今まで調べて分かった事をまとめると青山雪野は未成年にも関わらず全国指名手配になったこと、事件現場付近廃墟ビルの四階から薬莢が見つかったこと。被害者は全員警察官で六年前の反発グループということ。その六年前の事件に京都が関わっていたということ。犯行には拳銃が使われていたこと。
これらのピースだけではこの事件は到底解決できやしない。改めてまとめると、あれだけ体を張ってこれだけとは……正直気が滅入る。
まぁ雪野が犯人と決め付けていた生徒手帳の件は薬莢のおかげで疑いは晴れたが警察に申し出ても『自分で置いた』と、決めつけられている可能性がなくもないので今は保留がいいだろう。
「さて、どうする?宇川君?」
雪野は少し上機嫌に京都に聞いてきた。余程生徒手帳の件が嬉しいのだろう。
「う〜ん。これからはどうやったら佐藤さんの無実が晴らせるのかを考えて行動しようか?」
京都も気がめいっているので気分を変えてきた。少しでも気を紛らわせたいのだろう。ピースは少ないが、昨日一日にしては多く集められたのでこれらを無実の材料にしていくことがこれからの糧になるだろう。

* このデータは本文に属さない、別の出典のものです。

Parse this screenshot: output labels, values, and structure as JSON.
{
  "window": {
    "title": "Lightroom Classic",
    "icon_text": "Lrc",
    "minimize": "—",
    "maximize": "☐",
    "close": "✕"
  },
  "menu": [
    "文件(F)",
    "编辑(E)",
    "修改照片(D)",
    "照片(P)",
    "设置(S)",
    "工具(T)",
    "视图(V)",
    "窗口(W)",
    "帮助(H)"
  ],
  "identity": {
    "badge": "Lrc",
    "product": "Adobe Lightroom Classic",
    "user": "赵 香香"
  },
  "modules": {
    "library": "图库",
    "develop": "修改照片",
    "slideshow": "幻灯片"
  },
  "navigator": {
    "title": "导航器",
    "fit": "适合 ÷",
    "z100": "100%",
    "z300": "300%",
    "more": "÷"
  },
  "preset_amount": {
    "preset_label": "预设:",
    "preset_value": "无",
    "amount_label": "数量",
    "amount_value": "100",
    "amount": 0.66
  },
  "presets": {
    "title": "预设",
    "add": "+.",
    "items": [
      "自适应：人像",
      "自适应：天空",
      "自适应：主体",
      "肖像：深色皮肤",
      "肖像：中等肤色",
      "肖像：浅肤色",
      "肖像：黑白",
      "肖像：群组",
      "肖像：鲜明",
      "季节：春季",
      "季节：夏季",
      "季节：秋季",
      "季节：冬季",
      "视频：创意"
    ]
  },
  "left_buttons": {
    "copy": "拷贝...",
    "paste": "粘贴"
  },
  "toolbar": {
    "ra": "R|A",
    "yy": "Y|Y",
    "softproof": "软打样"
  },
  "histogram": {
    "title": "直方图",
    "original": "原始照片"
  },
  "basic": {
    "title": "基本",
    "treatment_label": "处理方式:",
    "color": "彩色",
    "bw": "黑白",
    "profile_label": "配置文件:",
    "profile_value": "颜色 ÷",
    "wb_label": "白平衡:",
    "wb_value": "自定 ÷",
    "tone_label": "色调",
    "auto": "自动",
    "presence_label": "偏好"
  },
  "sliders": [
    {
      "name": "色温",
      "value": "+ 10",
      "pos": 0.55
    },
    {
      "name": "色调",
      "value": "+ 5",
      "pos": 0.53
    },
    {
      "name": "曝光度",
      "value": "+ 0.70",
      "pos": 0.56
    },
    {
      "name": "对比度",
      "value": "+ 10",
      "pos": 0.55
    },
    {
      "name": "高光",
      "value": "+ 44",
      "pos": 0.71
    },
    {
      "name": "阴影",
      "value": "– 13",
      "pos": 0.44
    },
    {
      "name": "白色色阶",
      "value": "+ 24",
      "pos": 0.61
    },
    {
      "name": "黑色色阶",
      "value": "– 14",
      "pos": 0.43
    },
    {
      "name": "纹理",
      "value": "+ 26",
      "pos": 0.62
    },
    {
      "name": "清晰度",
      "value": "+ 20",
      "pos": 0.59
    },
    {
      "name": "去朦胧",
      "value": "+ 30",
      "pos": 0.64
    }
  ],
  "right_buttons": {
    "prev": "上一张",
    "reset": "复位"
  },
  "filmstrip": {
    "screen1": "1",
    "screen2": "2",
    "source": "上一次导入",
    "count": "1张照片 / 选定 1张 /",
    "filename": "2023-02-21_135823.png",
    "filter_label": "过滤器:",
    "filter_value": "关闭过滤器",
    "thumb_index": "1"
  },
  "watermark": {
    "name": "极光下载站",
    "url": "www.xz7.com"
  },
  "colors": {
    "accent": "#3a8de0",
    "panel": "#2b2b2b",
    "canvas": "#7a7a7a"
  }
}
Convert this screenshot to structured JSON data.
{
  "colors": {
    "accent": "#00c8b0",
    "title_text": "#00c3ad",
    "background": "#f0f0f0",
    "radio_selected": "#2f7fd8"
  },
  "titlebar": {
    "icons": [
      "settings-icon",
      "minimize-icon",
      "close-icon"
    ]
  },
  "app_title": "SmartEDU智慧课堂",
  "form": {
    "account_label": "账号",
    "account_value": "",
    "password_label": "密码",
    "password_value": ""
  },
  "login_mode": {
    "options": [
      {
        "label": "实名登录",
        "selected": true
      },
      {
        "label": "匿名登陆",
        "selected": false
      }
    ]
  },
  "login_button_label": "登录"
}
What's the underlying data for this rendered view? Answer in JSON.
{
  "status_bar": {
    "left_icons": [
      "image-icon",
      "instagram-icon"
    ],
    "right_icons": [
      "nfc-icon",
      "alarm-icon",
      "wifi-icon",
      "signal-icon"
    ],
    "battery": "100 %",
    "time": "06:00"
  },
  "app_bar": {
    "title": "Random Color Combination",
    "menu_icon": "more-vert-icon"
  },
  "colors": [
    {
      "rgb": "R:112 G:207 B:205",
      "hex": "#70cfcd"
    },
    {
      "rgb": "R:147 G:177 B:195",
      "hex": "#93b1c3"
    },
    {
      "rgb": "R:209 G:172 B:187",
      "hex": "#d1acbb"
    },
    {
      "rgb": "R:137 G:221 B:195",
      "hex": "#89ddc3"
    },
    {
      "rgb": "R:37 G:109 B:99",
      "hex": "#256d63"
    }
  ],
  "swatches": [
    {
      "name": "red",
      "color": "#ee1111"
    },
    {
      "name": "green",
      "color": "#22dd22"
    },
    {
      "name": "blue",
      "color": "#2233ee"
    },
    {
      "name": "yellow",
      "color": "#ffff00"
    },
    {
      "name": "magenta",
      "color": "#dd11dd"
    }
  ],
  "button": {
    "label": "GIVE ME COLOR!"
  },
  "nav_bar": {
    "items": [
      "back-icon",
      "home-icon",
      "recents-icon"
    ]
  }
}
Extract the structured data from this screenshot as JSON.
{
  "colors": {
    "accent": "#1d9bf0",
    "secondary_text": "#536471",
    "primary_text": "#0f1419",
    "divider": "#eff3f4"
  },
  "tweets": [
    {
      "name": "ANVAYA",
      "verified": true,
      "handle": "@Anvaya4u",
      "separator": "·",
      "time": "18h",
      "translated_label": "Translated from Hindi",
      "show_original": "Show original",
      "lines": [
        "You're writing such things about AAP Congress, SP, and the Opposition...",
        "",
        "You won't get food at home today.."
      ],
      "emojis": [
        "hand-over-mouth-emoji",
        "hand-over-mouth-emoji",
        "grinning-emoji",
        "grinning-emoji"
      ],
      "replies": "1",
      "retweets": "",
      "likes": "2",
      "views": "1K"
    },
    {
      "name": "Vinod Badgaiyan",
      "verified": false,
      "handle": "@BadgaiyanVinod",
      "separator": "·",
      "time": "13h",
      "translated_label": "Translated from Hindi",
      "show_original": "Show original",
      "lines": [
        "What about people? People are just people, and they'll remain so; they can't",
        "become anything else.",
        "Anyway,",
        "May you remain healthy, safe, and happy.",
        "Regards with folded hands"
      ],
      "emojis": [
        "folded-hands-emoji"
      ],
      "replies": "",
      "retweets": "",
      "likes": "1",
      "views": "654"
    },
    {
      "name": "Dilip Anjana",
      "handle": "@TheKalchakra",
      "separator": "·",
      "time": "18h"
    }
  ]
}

「無実を晴らすねぇ……う〜ん具体的にどうすればいいのかな?」
雪野は全く考えが浮かばないのか、お手上げポーズをする。京都もいい考えが浮かばずに資料を眺めていると、ある文章で目がとまった。
「佐藤さん!次はこれを調べよう」
そう言って京都が指をさしたところに雪野は目を疑った。
「えっ?これって調べられるの?」
なんと、京都が指さしたのは使われた拳銃についてだ。
「一般的に日本国内に出回っている拳銃は数少ない……それなのに銃痕は二種類…つまり拳銃が二種類使われているということだ。これは、何か事件に深くかかわっているはず」
京都が自信を持って推すと
「分かったわ。それでどこに向かう?」
「そうだね………じゃあインターネットの使える図書館に向かおうか」
そう言って二人は図書館に向かった。